Methods of active ingredient delivery for the personal care industry have undergone numerous improvements and advancements in recent years. Yet, one of the most enduring challenges has been how to deliver active components efficaciously in a wash-off personal care product that won’t be removed by surfactants. The primary obstacle to achieving this has been in finding a method that will allow active ingredients to be attracted to the skin and, if necessary, penetrate slowly.
Throughout the years, advances in technology have enabled ten-fold improvements in delivery, which is evident in the polymer science currently being employed for body washes, face washes and other surfactant-based systems; however, these advancements have proven insufficient for delivery of active ingredients with the same ease and efficacy that can be realized through delivery by wash-off products. In today’s fast-paced society, where consumers continue to demand innovations that enhance convenience, there is a need for technology that can deliver a two-in-one benefit such as the effective delivery of active ingredients in a surfactant-based formulation.

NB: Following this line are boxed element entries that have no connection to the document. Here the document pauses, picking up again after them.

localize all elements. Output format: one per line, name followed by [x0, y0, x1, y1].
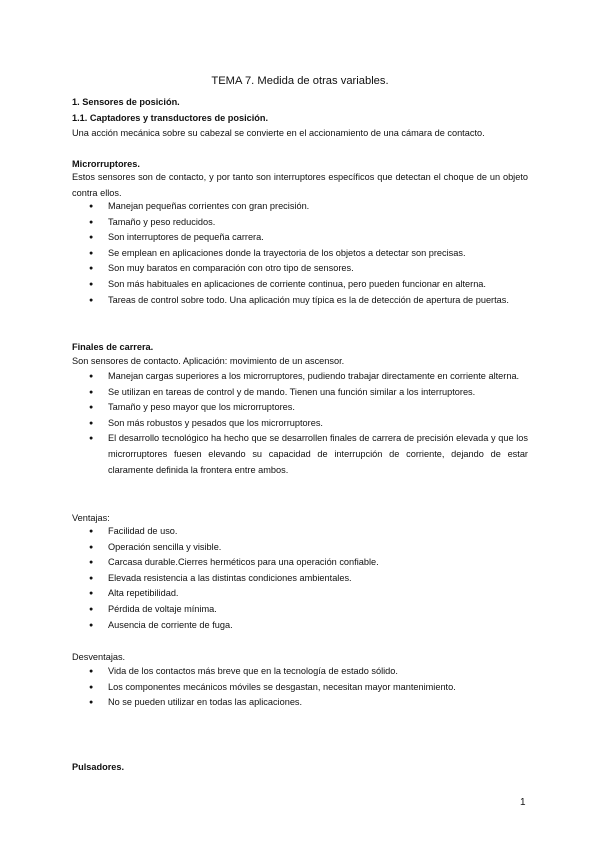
- bullet-icon: ●: [89, 419, 94, 427]
- page-number: 1: [520, 797, 526, 808]
- bullet-icon: ●: [89, 528, 94, 535]
- list-item: [72, 416, 528, 432]
- list-item-text: Se utilizan en tareas de control y de mando. Tienen una función similar a los interruptores.: [108, 386, 476, 397]
- list-item: [72, 246, 528, 262]
- list-item: [72, 400, 528, 416]
- list-item: [72, 571, 528, 587]
- list-item: [72, 664, 528, 680]
- microrruptores-intro: Estos sensores son de contacto, y por tanto son interruptores específicos que detectan el choque de un objeto contra ellos.: [72, 172, 528, 198]
- list-item: [72, 555, 528, 571]
- bullet-icon: ●: [89, 280, 94, 288]
- list-item-text: El desarrollo tecnológico ha hecho que se desarrollen finales de carrera de precisión elevada y que los microrruptores fuesen elevando su capacidad de interrupción de corriente, dejando de estar claramente definida la frontera entre ambos.: [108, 433, 528, 475]
- list-item: [72, 695, 528, 711]
- section-intro: Una acción mecánica sobre su cabezal se convierte en el accionamiento de una cámara de contacto.: [72, 128, 485, 138]
- subsection-heading: 1.1. Captadores y transductores de posición.: [72, 113, 269, 123]
- bullet-icon: ●: [89, 559, 94, 567]
- list-item-text: Los componentes mecánicos móviles se desgastan, necesitan mayor mantenimiento.: [108, 681, 456, 692]
- bullet-icon: ●: [89, 296, 94, 304]
- list-item-text: Tamaño y peso reducidos.: [108, 216, 216, 227]
- bullet-icon: ●: [89, 574, 94, 582]
- list-item: [72, 540, 528, 556]
- list-item-text: Son muy baratos en comparación con otro tipo de sensores.: [108, 263, 354, 274]
- ventajas-list: [72, 524, 528, 633]
- list-item-text: Carcasa durable.Cierres herméticos para una operación confiable.: [108, 557, 379, 568]
- bullet-icon: ●: [89, 218, 94, 226]
- microrruptores-heading: Microrruptores.: [72, 159, 140, 169]
- bullet-icon: ●: [89, 203, 94, 210]
- list-item-text: Ausencia de corriente de fuga.: [108, 619, 233, 630]
- section-heading: 1. Sensores de posición.: [72, 97, 180, 107]
- list-item: [72, 586, 528, 602]
- bullet-icon: ●: [89, 699, 94, 707]
- finales-heading: Finales de carrera.: [72, 342, 154, 352]
- list-item-text: Vida de los contactos más breve que en la tecnología de estado sólido.: [108, 666, 398, 676]
- bullet-icon: ●: [89, 668, 94, 675]
- bullet-icon: ●: [89, 404, 94, 412]
- bullet-icon: ●: [89, 265, 94, 273]
- list-item-text: Operación sencilla y visible.: [108, 541, 222, 552]
- finales-list: [72, 369, 528, 478]
- desventajas-list: [72, 664, 528, 711]
- list-item: [72, 199, 528, 215]
- list-item-text: Manejan pequeñas corrientes con gran precisión.: [108, 201, 310, 211]
- list-item: [72, 524, 528, 540]
- list-item-text: Alta repetibilidad.: [108, 588, 179, 599]
- microrruptores-list: [72, 199, 528, 308]
- document-title: TEMA 7. Medida de otras variables.: [211, 75, 389, 87]
- list-item: [72, 369, 528, 385]
- list-item-text: Elevada resistencia a las distintas condiciones ambientales.: [108, 572, 352, 583]
- list-item-text: Tareas de control sobre todo. Una aplicación muy típica es la de detección de apertura de puertas.: [108, 294, 509, 305]
- list-item: [72, 261, 528, 277]
- list-item-text: No se pueden utilizar en todas las aplicaciones.: [108, 697, 303, 708]
- bullet-icon: ●: [89, 373, 94, 380]
- pulsadores-heading: Pulsadores.: [72, 762, 125, 772]
- list-item: [72, 680, 528, 696]
- bullet-icon: ●: [89, 388, 94, 396]
- list-item-text: Son interruptores de pequeña carrera.: [108, 232, 264, 243]
- bullet-icon: ●: [89, 543, 94, 551]
- desventajas-heading: Desventajas.: [72, 652, 126, 662]
- list-item: [72, 431, 528, 478]
- list-item-text: Tamaño y peso mayor que los microrruptores.: [108, 402, 295, 413]
- bullet-icon: ●: [89, 435, 94, 443]
- bullet-icon: ●: [89, 234, 94, 242]
- bullet-icon: ●: [89, 621, 94, 629]
- list-item: [72, 215, 528, 231]
- bullet-icon: ●: [89, 590, 94, 598]
- list-item-text: Se emplean en aplicaciones donde la trayectoria de los objetos a detectar son precisas.: [108, 247, 466, 258]
- bullet-icon: ●: [89, 605, 94, 613]
- list-item: [72, 602, 528, 618]
- list-item-text: Manejan cargas superiores a los microrruptores, pudiendo trabajar directamente en corriente alterna.: [108, 371, 520, 381]
- ventajas-heading: Ventajas:: [72, 513, 110, 523]
- list-item: [72, 385, 528, 401]
- list-item: [72, 293, 528, 309]
- list-item: [72, 618, 528, 634]
- list-item: [72, 230, 528, 246]
- list-item-text: Son más robustos y pesados que los microrruptores.: [108, 417, 323, 428]
- list-item-text: Facilidad de uso.: [108, 526, 178, 536]
- finales-intro: Son sensores de contacto. Aplicación: movimiento de un ascensor.: [72, 356, 345, 366]
- list-item-text: Pérdida de voltaje mínima.: [108, 603, 217, 614]
- bullet-icon: ●: [89, 249, 94, 257]
- list-item: [72, 277, 528, 293]
- bullet-icon: ●: [89, 683, 94, 691]
- list-item-text: Son más habituales en aplicaciones de corriente continua, pero pueden funcionar en alterna.: [108, 278, 486, 289]
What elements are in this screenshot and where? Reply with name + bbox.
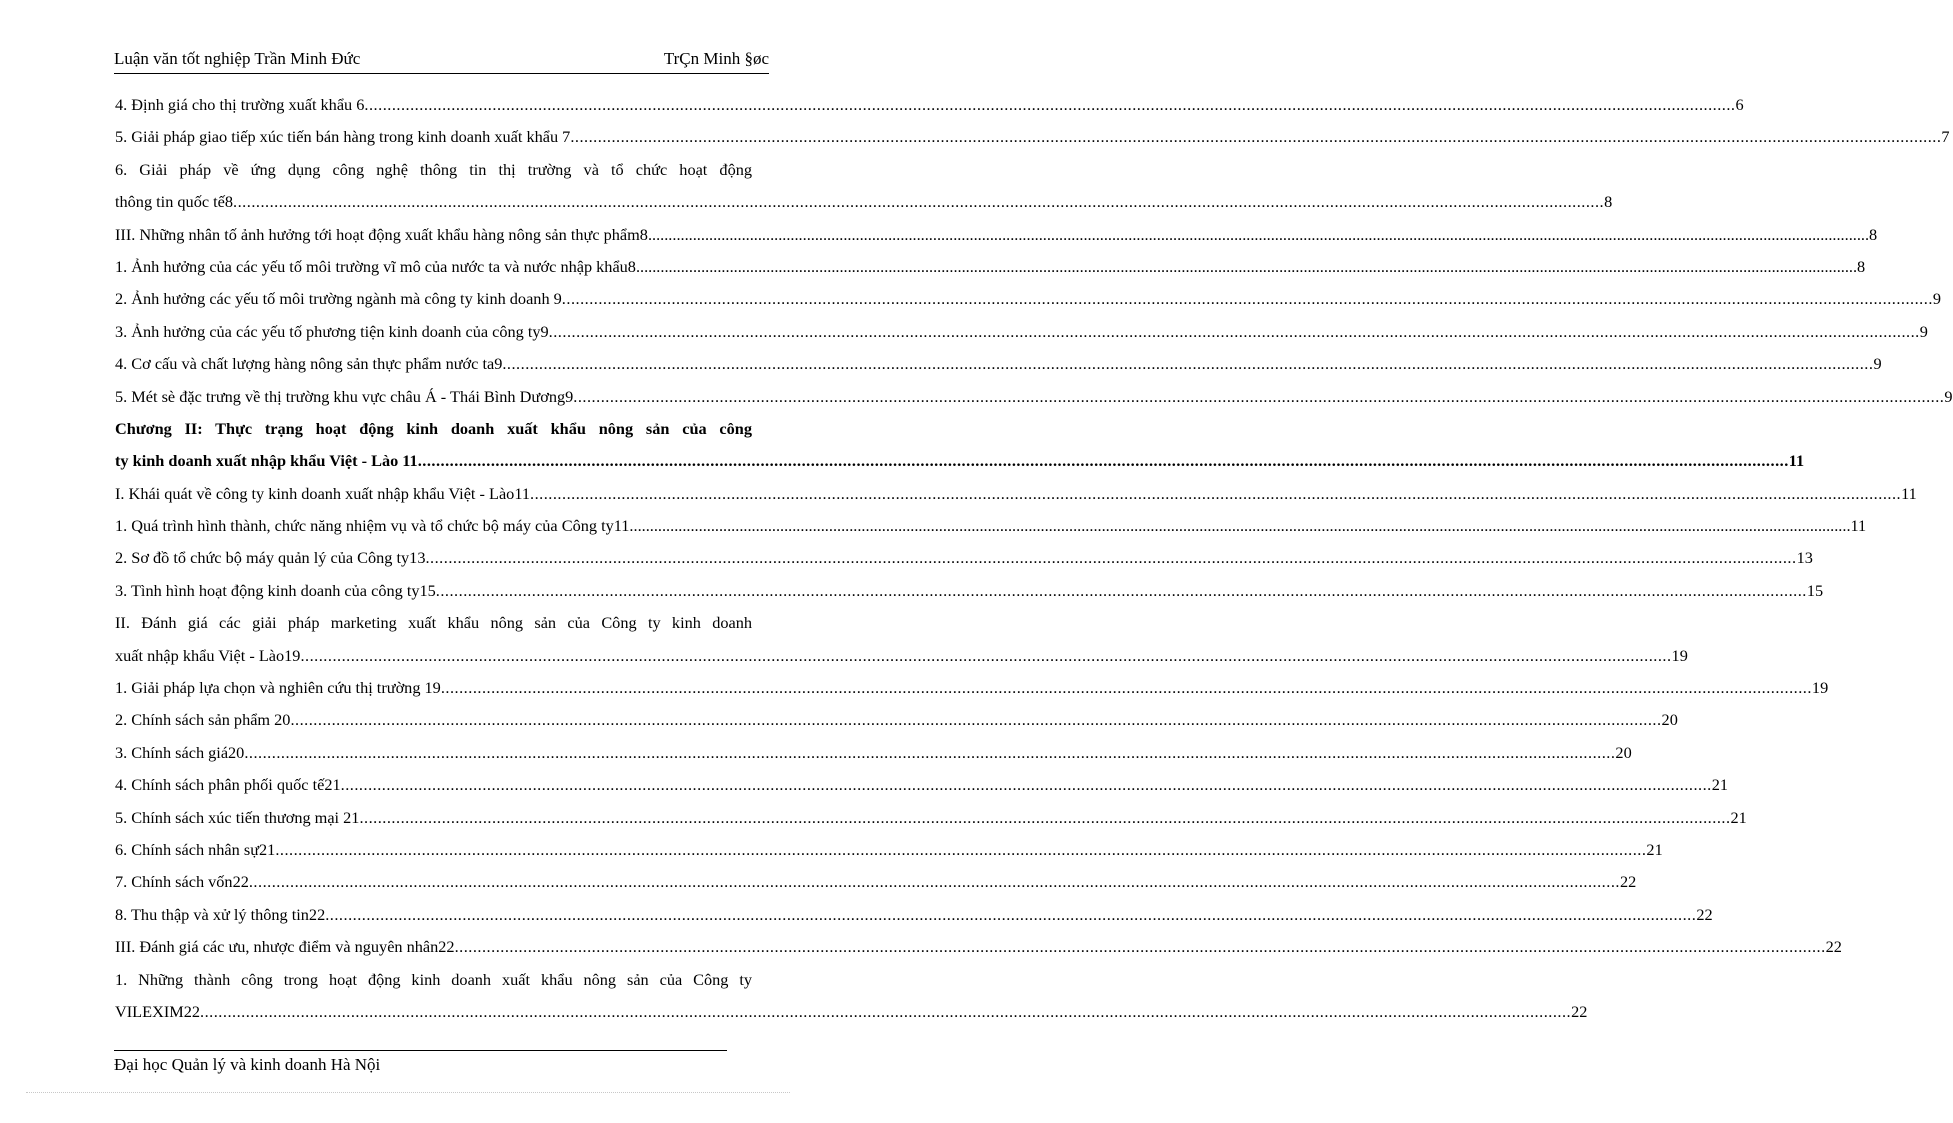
- toc-page-number: 13: [1796, 548, 1813, 568]
- toc-page-number: 22: [1825, 937, 1842, 957]
- toc-entry-text: 4. Cơ cấu và chất lượng hàng nông sản thực phẩm nước ta9: [115, 354, 503, 374]
- toc-entry-text: 1. Những thành công trong hoạt động kinh doanh xuất khẩu nông sản của Công ty: [115, 969, 752, 989]
- toc-entry: [115, 802, 1747, 834]
- toc-entry: [115, 866, 1637, 898]
- header-right-text: TrÇn Minh §øc: [663, 49, 769, 68]
- toc-leader-dots: ............................................................................................................................................................................................................................................................................................................: [300, 645, 1672, 665]
- toc-page-number: 22: [1571, 1001, 1588, 1021]
- page-footer: Đại học Quản lý và kinh doanh Hà Nội: [114, 1055, 381, 1074]
- toc-leader-dots: ............................................................................................................................................................................................................................................................................................................: [325, 904, 1697, 924]
- toc-leader-dots: ............................................................................................................................................................................................................................................................................................................: [629, 516, 1851, 536]
- toc-page-number: 11: [1850, 516, 1867, 536]
- toc-entry: [115, 478, 1917, 510]
- toc-entry: [115, 704, 1678, 736]
- toc-entry-text: 5. Giải pháp giao tiếp xúc tiến bán hàng trong kinh doanh xuất khẩu 7: [115, 127, 571, 147]
- toc-page-number: 8: [1869, 224, 1878, 244]
- toc-entry-text: 2. Sơ đồ tổ chức bộ máy quản lý của Công ty13: [115, 548, 426, 568]
- toc-entry: [115, 510, 1867, 542]
- toc-entry-text: 4. Định giá cho thị trường xuất khẩu 6: [115, 95, 365, 114]
- page-header: [114, 48, 769, 72]
- toc-leader-dots: ............................................................................................................................................................................................................................................................................................................: [647, 224, 1870, 244]
- toc-entry: [115, 575, 1824, 607]
- toc-entry: [115, 899, 1713, 931]
- toc-entry-text: 1. Quá trình hình thành, chức năng nhiệm vụ và tổ chức bộ máy của Công ty11: [115, 516, 630, 536]
- toc-leader-dots: ............................................................................................................................................................................................................................................................................................................: [530, 483, 1902, 503]
- footer-rule: [114, 1050, 727, 1051]
- toc-entry-text: thông tin quốc tế8: [115, 192, 234, 212]
- toc-entry-text: 7. Chính sách vốn22: [115, 872, 249, 892]
- toc-page-number: 22: [1696, 904, 1713, 924]
- toc-entry-text: Chương II: Thực trạng hoạt động kinh doanh xuất khẩu nông sản của công: [115, 418, 752, 438]
- toc-page-number: 22: [1619, 872, 1637, 892]
- toc-leader-dots: ............................................................................................................................................................................................................................................................................................................: [244, 742, 1616, 762]
- toc-leader-dots: ............................................................................................................................................................................................................................................................................................................: [417, 451, 1789, 471]
- toc-entry-text: 6. Chính sách nhân sự21: [115, 839, 276, 859]
- toc-entry: [115, 413, 1805, 478]
- header-left-text: Luận văn tốt nghiệp Trần Minh Đức: [114, 49, 361, 68]
- toc-page-number: 11: [1788, 451, 1805, 471]
- toc-leader-dots: ............................................................................................................................................................................................................................................................................................................: [290, 710, 1662, 730]
- toc-leader-dots: ............................................................................................................................................................................................................................................................................................................: [425, 548, 1797, 568]
- page-bottom-border: [26, 1092, 790, 1093]
- toc-page-number: 20: [1615, 742, 1632, 762]
- header-rule: [114, 73, 769, 74]
- toc-leader-dots: ............................................................................................................................................................................................................................................................................................................: [248, 872, 1620, 892]
- toc-entry: [115, 769, 1729, 801]
- toc-page-number: 9: [1932, 289, 1942, 309]
- toc-leader-dots: ............................................................................................................................................................................................................................................................................................................: [440, 678, 1812, 698]
- toc-entry-text: 3. Tình hình hoạt động kinh doanh của công ty15: [115, 580, 436, 600]
- toc-page-number: 9: [1873, 354, 1882, 374]
- toc-entry-text: 2. Ảnh hưởng các yếu tố môi trường ngành mà công ty kinh doanh 9: [115, 289, 562, 309]
- toc-entry-text: 5. Mét sè đặc trưng về thị trường khu vực châu Á - Thái Bình Dương9: [115, 386, 574, 406]
- toc-entry-text: 3. Chính sách giá20: [115, 742, 245, 762]
- toc-entry-text: 3. Ảnh hưởng của các yếu tố phương tiện kinh doanh của công ty9: [115, 321, 549, 341]
- toc-page-number: 15: [1806, 580, 1824, 600]
- toc-entry: [115, 89, 1744, 121]
- toc-entry-text: 1. Giải pháp lựa chọn và nghiên cứu thị trường 19: [115, 678, 441, 698]
- toc-entry: [115, 316, 1928, 348]
- toc-entry-text: 5. Chính sách xúc tiến thương mại 21: [115, 807, 360, 827]
- toc-leader-dots: ............................................................................................................................................................................................................................................................................................................: [340, 775, 1712, 795]
- toc-leader-dots: ............................................................................................................................................................................................................................................................................................................: [364, 95, 1736, 114]
- toc-leader-dots: ............................................................................................................................................................................................................................................................................................................: [502, 354, 1874, 374]
- toc-entry: [115, 154, 1613, 219]
- toc-entry: [115, 607, 1688, 672]
- toc-leader-dots: ............................................................................................................................................................................................................................................................................................................: [233, 192, 1605, 212]
- toc-page-number: 21: [1711, 775, 1729, 795]
- toc-entry-text: 8. Thu thập và xử lý thông tin22: [115, 904, 326, 924]
- toc-entry: [115, 672, 1829, 704]
- toc-entry-text: I. Khái quát về công ty kinh doanh xuất nhập khẩu Việt - Lào11: [115, 483, 530, 503]
- toc-entry: [115, 931, 1842, 963]
- toc-entry: [115, 121, 1950, 153]
- toc-entry-text: ty kinh doanh xuất nhập khẩu Việt - Lào 11: [115, 451, 418, 471]
- toc-entry: [115, 542, 1813, 574]
- toc-page-number: 19: [1671, 645, 1688, 665]
- toc-entry-text: III. Đánh giá các ưu, nhược điểm và nguyên nhân22: [115, 937, 455, 957]
- toc-entry: [115, 737, 1632, 769]
- table-of-contents: [115, 89, 1953, 1028]
- toc-page-number: 9: [1919, 321, 1928, 341]
- toc-leader-dots: ............................................................................................................................................................................................................................................................................................................: [359, 807, 1731, 827]
- toc-entry-text: II. Đánh giá các giải pháp marketing xuất khẩu nông sản của Công ty kinh doanh: [115, 613, 752, 633]
- toc-leader-dots: ............................................................................................................................................................................................................................................................................................................: [570, 127, 1942, 147]
- toc-entry-text: VILEXIM22: [115, 1001, 201, 1021]
- toc-page-number: 21: [1646, 839, 1663, 859]
- toc-leader-dots: ............................................................................................................................................................................................................................................................................................................: [548, 321, 1920, 341]
- toc-entry-text: 6. Giải pháp về ứng dụng công nghệ thông tin thị trường và tổ chức hoạt động: [115, 159, 752, 179]
- toc-page-number: 20: [1661, 710, 1678, 730]
- toc-entry-text: 4. Chính sách phân phối quốc tế21: [115, 775, 341, 795]
- toc-entry: [115, 834, 1663, 866]
- toc-entry: [115, 283, 1942, 315]
- toc-leader-dots: ............................................................................................................................................................................................................................................................................................................: [573, 386, 1945, 406]
- toc-entry-text: 2. Chính sách sản phẩm 20: [115, 710, 291, 730]
- toc-page-number: 19: [1811, 678, 1829, 698]
- toc-entry-text: 1. Ảnh hưởng của các yếu tố môi trường vĩ mô của nước ta và nước nhập khẩu8: [115, 256, 636, 276]
- toc-entry: [115, 348, 1882, 380]
- toc-entry: [115, 964, 1588, 1029]
- toc-leader-dots: ............................................................................................................................................................................................................................................................................................................: [200, 1001, 1572, 1021]
- toc-page-number: 21: [1730, 807, 1747, 827]
- toc-leader-dots: ............................................................................................................................................................................................................................................................................................................: [275, 839, 1647, 859]
- toc-leader-dots: ............................................................................................................................................................................................................................................................................................................: [635, 256, 1858, 276]
- toc-page-number: 11: [1901, 483, 1917, 503]
- toc-leader-dots: ............................................................................................................................................................................................................................................................................................................: [454, 937, 1826, 957]
- toc-entry: [115, 251, 1866, 283]
- toc-entry-text: III. Những nhân tố ảnh hưởng tới hoạt động xuất khẩu hàng nông sản thực phẩm8: [115, 224, 648, 244]
- toc-page-number: 8: [1857, 256, 1866, 276]
- toc-entry-text: xuất nhập khẩu Việt - Lào19: [115, 645, 301, 665]
- toc-leader-dots: ............................................................................................................................................................................................................................................................................................................: [561, 289, 1933, 309]
- toc-page-number: 9: [1944, 386, 1953, 406]
- toc-leader-dots: ............................................................................................................................................................................................................................................................................................................: [435, 580, 1807, 600]
- toc-page-number: 6: [1735, 95, 1744, 114]
- toc-page-number: 7: [1941, 127, 1950, 147]
- toc-page-number: 8: [1604, 192, 1613, 212]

The described need can be met by taking advantage of the fact that active ingredients contained within a cationic molecular complex will attract to skin and hair and cannot be readily washed off. To accomplish this, a component must be found in that complex to facilitate attachment.
Fortunately, researchers have developed many types of vesicles that can withstand the surfactant environment and efficiently deliver the desired charge to achieve attachment. Charged molecules can offer electrostatic properties in proper environments, while polymers, as well as acids or even surfactants, can sometimes offer this convenience for certain delivery systems.